La dissimulation: principal ressort des affaires de blanchiment et de corruption
En 2011, la Banque mondiale et l’Office des Nations Unies contre la drogue et le crime (UNODC) ont publié, dans le cadre de l’Initiative StAR (Stolen Asset Recovery Initiative), un rapport sur l’identification des ayants droit économiques. Les ayants droit économiques sont définis comme les personnes physiques qui sont les bénéficiaires effectifs des fonds déposés pour une relation bancaire donnée. Cette étude analysait 150 affaires relevant de la grande corruption internationale.
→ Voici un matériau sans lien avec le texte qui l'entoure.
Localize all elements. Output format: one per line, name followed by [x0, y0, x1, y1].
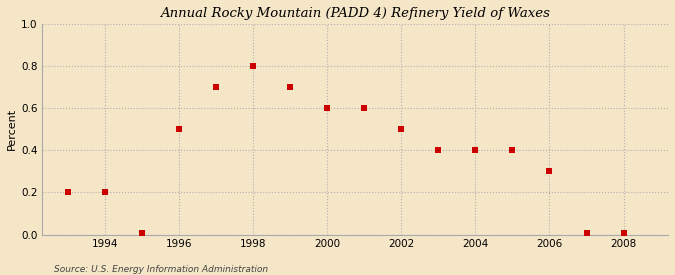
Point: [581, 230, 592, 235]
Point: [396, 127, 406, 131]
Point: [99, 190, 110, 195]
Title: Annual Rocky Mountain (PADD 4) Refinery Yield of Waxes: Annual Rocky Mountain (PADD 4) Refinery …: [160, 7, 550, 20]
Point: [544, 169, 555, 174]
Point: [173, 127, 184, 131]
Point: [211, 85, 221, 89]
Point: [618, 230, 629, 235]
Point: [322, 106, 333, 110]
Point: [285, 85, 296, 89]
Y-axis label: Percent: Percent: [7, 108, 17, 150]
Point: [470, 148, 481, 153]
Point: [507, 148, 518, 153]
Point: [433, 148, 443, 153]
Point: [62, 190, 73, 195]
Point: [248, 64, 259, 68]
Point: [136, 230, 147, 235]
Text: Source: U.S. Energy Information Administration: Source: U.S. Energy Information Administ…: [54, 265, 268, 274]
Point: [359, 106, 370, 110]
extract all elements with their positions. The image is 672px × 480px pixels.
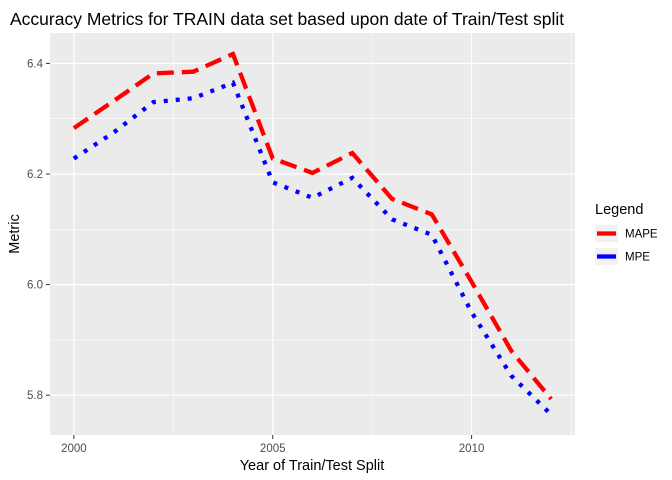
- series-lines: [72, 51, 553, 417]
- legend: Legend MAPE MPE: [595, 202, 658, 265]
- y-axis: 5.8 6.0 6.2 6.4: [27, 58, 50, 402]
- chart-title: Accuracy Metrics for TRAIN data set base…: [10, 9, 564, 29]
- x-tick-label: 2005: [260, 443, 286, 455]
- plot-panel: [50, 33, 575, 435]
- minor-gridlines: [50, 33, 575, 435]
- legend-title: Legend: [595, 202, 643, 218]
- y-tick-label: 5.8: [27, 390, 43, 402]
- x-tick-label: 2010: [459, 443, 485, 455]
- x-axis-title: Year of Train/Test Split: [240, 458, 385, 474]
- legend-item-mape: MAPE: [595, 225, 658, 242]
- legend-item-mpe: MPE: [595, 248, 650, 265]
- legend-label: MPE: [625, 252, 650, 264]
- series-line-mape: [72, 51, 553, 401]
- legend-label: MAPE: [625, 229, 658, 241]
- series-line-mpe: [72, 79, 553, 417]
- major-gridlines: [50, 33, 575, 435]
- y-tick-label: 6.2: [27, 169, 43, 181]
- y-tick-label: 6.4: [27, 58, 44, 70]
- y-axis-title: Metric: [7, 214, 23, 253]
- x-tick-label: 2000: [61, 443, 87, 455]
- y-tick-label: 6.0: [27, 280, 43, 292]
- x-axis: 2000 2005 2010: [61, 435, 484, 455]
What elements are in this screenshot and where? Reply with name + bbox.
Dans 128 cas, des sociétés avaient été utilisées pour dissimuler les avoirs provenant de la corruption. Selon le rapport: «La majorité des dossiers de grande corruption ont en commun le fait qu’ils s’appuient sur des structures juridiques comme les sociétés, les fondations ou les trusts, pour dissimuler la propriété et le contrôle de l’argent sale».
Plusieurs types de mécanismes de dissimulation sont fréquemment utilisés dans les grandes affaires de corruption, parmi lesquels:
- Les sociétés boîtes aux lettres: il s’agit d’une société écran créée dans le but d’opacifier les transactions financières d’autres sociétés en rajoutant une étape dans le cheminement de l’argent sale.
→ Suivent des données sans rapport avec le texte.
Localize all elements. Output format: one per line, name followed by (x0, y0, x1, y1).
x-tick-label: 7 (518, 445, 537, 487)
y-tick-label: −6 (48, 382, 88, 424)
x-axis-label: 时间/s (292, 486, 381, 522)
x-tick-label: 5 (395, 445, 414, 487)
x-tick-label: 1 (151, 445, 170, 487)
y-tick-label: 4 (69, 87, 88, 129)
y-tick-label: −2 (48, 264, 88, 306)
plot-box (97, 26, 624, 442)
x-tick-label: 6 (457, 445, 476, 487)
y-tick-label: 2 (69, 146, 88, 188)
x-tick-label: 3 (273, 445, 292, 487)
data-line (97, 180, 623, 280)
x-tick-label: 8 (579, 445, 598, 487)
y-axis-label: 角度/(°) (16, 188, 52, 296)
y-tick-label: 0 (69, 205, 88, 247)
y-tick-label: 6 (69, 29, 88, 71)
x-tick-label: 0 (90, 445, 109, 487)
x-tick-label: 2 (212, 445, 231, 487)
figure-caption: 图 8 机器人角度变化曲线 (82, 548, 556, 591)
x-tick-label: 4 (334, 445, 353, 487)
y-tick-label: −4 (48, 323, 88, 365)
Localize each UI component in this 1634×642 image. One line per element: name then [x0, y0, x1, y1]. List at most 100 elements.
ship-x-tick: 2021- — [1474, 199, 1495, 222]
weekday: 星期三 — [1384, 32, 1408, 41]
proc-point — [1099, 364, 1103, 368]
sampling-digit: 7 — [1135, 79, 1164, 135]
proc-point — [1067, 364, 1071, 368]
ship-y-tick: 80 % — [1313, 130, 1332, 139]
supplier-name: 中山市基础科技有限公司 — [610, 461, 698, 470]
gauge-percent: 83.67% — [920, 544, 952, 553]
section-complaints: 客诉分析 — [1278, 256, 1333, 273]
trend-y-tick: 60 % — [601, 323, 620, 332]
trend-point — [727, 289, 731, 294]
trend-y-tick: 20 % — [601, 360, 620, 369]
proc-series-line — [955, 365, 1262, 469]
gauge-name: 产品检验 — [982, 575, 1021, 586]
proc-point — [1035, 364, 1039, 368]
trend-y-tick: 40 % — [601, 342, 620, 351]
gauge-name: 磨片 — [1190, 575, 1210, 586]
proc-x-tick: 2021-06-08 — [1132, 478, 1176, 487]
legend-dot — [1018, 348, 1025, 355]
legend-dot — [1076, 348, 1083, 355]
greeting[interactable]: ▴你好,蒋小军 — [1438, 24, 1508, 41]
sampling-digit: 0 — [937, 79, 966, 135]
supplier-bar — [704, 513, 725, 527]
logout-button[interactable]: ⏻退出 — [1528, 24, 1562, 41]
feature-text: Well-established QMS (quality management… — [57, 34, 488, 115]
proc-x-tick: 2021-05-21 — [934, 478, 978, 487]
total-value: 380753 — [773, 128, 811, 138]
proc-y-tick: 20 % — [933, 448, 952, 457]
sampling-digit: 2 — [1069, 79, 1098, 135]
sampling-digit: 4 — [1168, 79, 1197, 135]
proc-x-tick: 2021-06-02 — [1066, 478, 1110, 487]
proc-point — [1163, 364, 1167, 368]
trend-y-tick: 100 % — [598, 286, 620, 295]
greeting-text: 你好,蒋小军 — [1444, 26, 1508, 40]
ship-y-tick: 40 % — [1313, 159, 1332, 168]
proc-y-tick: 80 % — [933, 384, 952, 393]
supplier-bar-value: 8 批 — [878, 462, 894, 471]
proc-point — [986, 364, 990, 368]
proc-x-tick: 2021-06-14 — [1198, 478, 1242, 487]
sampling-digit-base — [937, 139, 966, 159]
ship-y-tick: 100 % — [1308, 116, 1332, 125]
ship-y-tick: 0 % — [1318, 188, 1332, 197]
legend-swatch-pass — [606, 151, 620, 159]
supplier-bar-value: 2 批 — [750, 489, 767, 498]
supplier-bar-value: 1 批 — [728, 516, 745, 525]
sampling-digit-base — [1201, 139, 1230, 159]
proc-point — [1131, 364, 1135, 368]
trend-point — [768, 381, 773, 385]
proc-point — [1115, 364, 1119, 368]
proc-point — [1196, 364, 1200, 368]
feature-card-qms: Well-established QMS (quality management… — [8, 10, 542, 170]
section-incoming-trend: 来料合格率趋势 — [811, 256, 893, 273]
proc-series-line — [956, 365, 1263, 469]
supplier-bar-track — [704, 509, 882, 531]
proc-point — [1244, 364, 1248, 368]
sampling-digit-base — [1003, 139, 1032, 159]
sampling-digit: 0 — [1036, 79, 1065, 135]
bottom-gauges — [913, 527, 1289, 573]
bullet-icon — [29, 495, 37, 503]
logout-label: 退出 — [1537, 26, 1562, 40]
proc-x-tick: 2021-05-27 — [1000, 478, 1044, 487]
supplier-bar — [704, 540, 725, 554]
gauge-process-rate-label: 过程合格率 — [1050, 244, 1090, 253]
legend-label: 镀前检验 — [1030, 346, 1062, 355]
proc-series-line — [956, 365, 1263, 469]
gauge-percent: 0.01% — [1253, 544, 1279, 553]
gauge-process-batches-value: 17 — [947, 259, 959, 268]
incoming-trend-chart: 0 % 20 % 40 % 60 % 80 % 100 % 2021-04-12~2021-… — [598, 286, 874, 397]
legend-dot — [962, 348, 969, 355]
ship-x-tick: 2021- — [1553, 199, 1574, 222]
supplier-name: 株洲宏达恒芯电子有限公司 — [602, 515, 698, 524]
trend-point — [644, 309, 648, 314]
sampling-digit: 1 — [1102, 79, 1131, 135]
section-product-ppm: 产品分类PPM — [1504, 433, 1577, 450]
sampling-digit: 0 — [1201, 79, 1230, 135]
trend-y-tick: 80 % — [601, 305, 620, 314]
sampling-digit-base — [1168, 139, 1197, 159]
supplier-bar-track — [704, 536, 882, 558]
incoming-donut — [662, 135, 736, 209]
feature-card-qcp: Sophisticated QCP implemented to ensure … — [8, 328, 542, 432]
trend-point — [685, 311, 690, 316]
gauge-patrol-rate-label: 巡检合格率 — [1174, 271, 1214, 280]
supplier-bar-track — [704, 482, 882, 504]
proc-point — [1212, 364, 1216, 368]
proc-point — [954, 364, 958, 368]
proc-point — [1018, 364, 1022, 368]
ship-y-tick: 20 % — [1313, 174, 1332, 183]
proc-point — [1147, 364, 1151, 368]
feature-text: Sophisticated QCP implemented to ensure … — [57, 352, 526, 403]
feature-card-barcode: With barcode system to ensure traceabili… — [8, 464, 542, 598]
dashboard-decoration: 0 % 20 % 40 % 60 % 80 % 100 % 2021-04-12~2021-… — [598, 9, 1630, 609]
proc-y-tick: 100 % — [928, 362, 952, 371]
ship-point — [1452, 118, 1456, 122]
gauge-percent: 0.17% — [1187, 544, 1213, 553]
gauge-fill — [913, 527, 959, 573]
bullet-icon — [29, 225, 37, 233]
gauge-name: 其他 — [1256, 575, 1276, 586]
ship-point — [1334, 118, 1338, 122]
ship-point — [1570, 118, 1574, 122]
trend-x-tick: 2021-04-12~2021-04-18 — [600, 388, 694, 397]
- Les hommes de paille ou prête-noms: une personne qui agit au nom d’une autre et «prête son nom» aux structures et documents officiels d’une société. L’homme de paille se retrouve par exemple actionnaire ou administrateur d’une société, en lieu et place du bénéficiaire réel des fonds.
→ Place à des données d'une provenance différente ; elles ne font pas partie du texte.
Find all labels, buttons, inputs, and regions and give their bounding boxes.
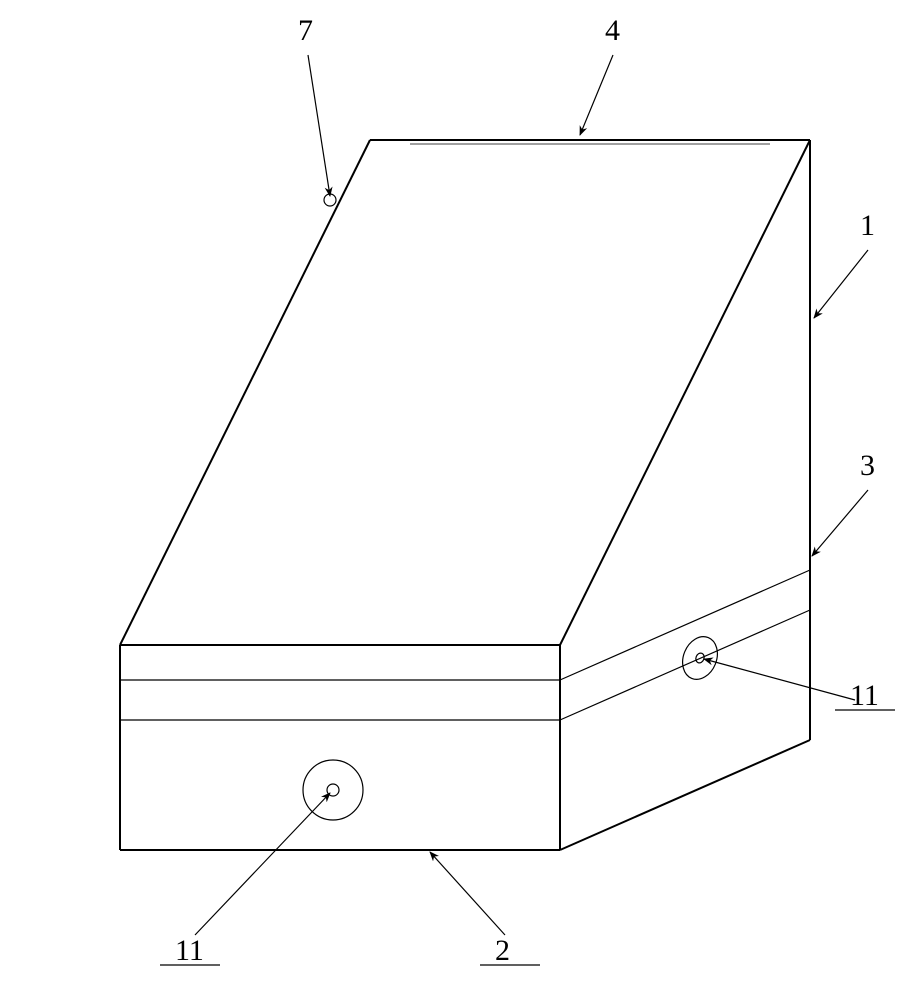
leader-line — [580, 55, 613, 135]
leader-line — [430, 852, 505, 935]
callout-label: 7 — [298, 14, 313, 47]
front-port-outer-icon — [303, 760, 363, 820]
leader-line — [308, 55, 330, 196]
callout-label: 4 — [605, 14, 620, 47]
callout-label: 11 — [175, 934, 204, 967]
leader-line — [814, 250, 868, 318]
technical-diagram: 7 4 1 3 11 11 2 — [0, 0, 915, 1000]
leader-line — [704, 659, 855, 700]
leader-line — [812, 490, 868, 556]
callout-label: 3 — [860, 449, 875, 482]
callout-label: 11 — [850, 679, 879, 712]
leader-line — [195, 793, 330, 935]
callout-label: 2 — [495, 934, 510, 967]
callout-label: 1 — [860, 209, 875, 242]
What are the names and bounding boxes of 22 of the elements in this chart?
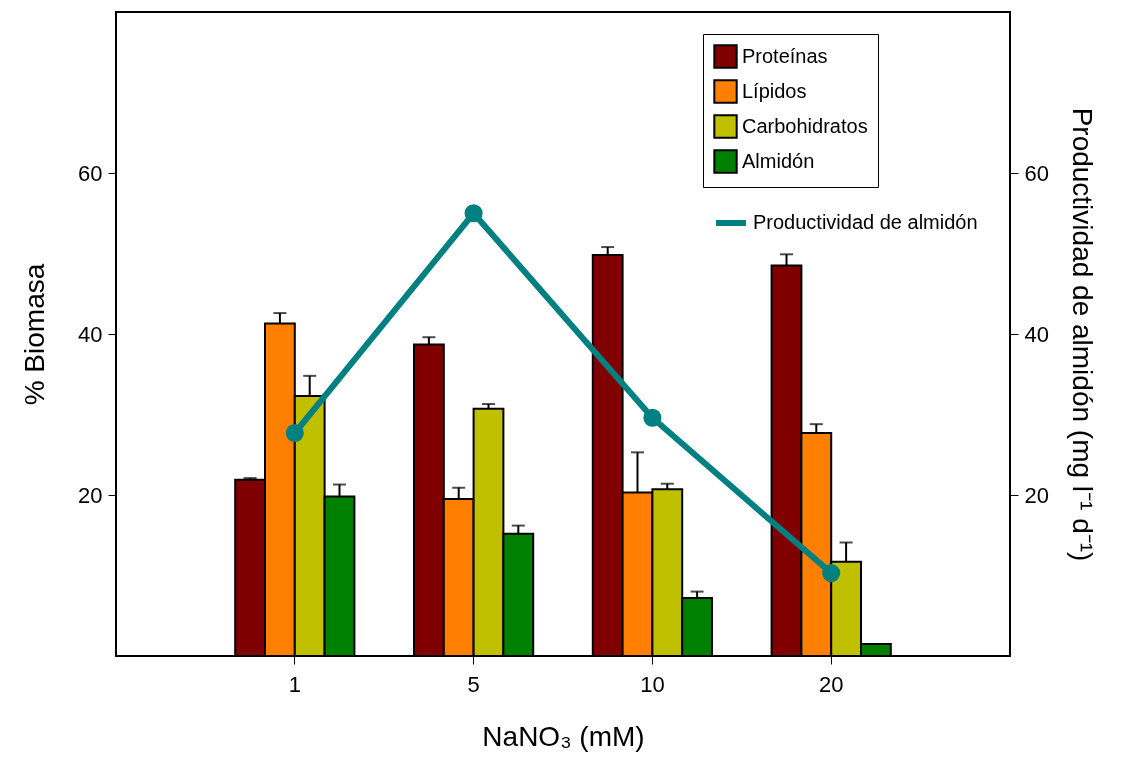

- Les faux documents: qu’il s’agisse de factures ou de contrats, de tels documents sont fréquemment utilisés pour dissimuler les fonds destinés à être blanchis.
GPF SA: une société genevoise impliquée dans un réseau de blanchiment de drogue
Le 10 octobre 2012, après sept mois d’enquête, la police française a interpelé dix-sept personnes. Parmi elles, un gérant de fortune soupçonné de mener un vaste trafic de cannabis entre le Maroc et la France. Pas moins de 100 millions d’euros auraient été blanchis. Le gérant travaillait pour GPF SA, une société genevoise qui gérait environ 800 millions de dollars US d’avoirs non déclarés, selon l’accusation du Tribunal correctionnel de Paris. Si une partie du trafic de drogue a bénéficié à des hommes d’affaires marocains désireux d’échapper au contrôle des changes dans leur pays, il a également permis à certains clients de GPF SA, qui voulaient sortir leur argent de Suisse et le récupérer en cash en France. L’opération était organisée par GPF SA, qui prélevait 10 à 15% de la somme ainsi récupérée en commission et frais de change.
En 2012, l’ancienne juge d’instruction Eva Joly réagissait à cette affaire: «C'est rare d'avoir un dossier illustrant aussi parfaitement ce que je dis depuis 20 ans: on trouve les mêmes intermédiaires en matière de blanchiment, d'abus de biens, de corruption et de drogue».
En Suisse, l’enquête menée par quatre magistrats genevois, dont le premier procureur Yves Bertossa, a montré que 350 trusts avaient été utilisés. Ceux-ci étaient essentiellement basés au Panama et avaient pour la plupart été créés par le cabinet Mossack Fonseca. «Notre métier consistait à donner une apparence de légalité à des fonds dont nous connaissions l’origine illégale», a expliqué une ancienne employée de GPF.
En 2018, une quarantaine de personnes ont été jugées par le tribunal correctionnel de Paris dans cette affaire baptisée «Virus» par les enquêteurs. En octobre 2019, deux des prévenus ont été condamnés pour blanchiment d’argent par la justice française. Quant à la société GPF, elle a été dissoute en mars 2013.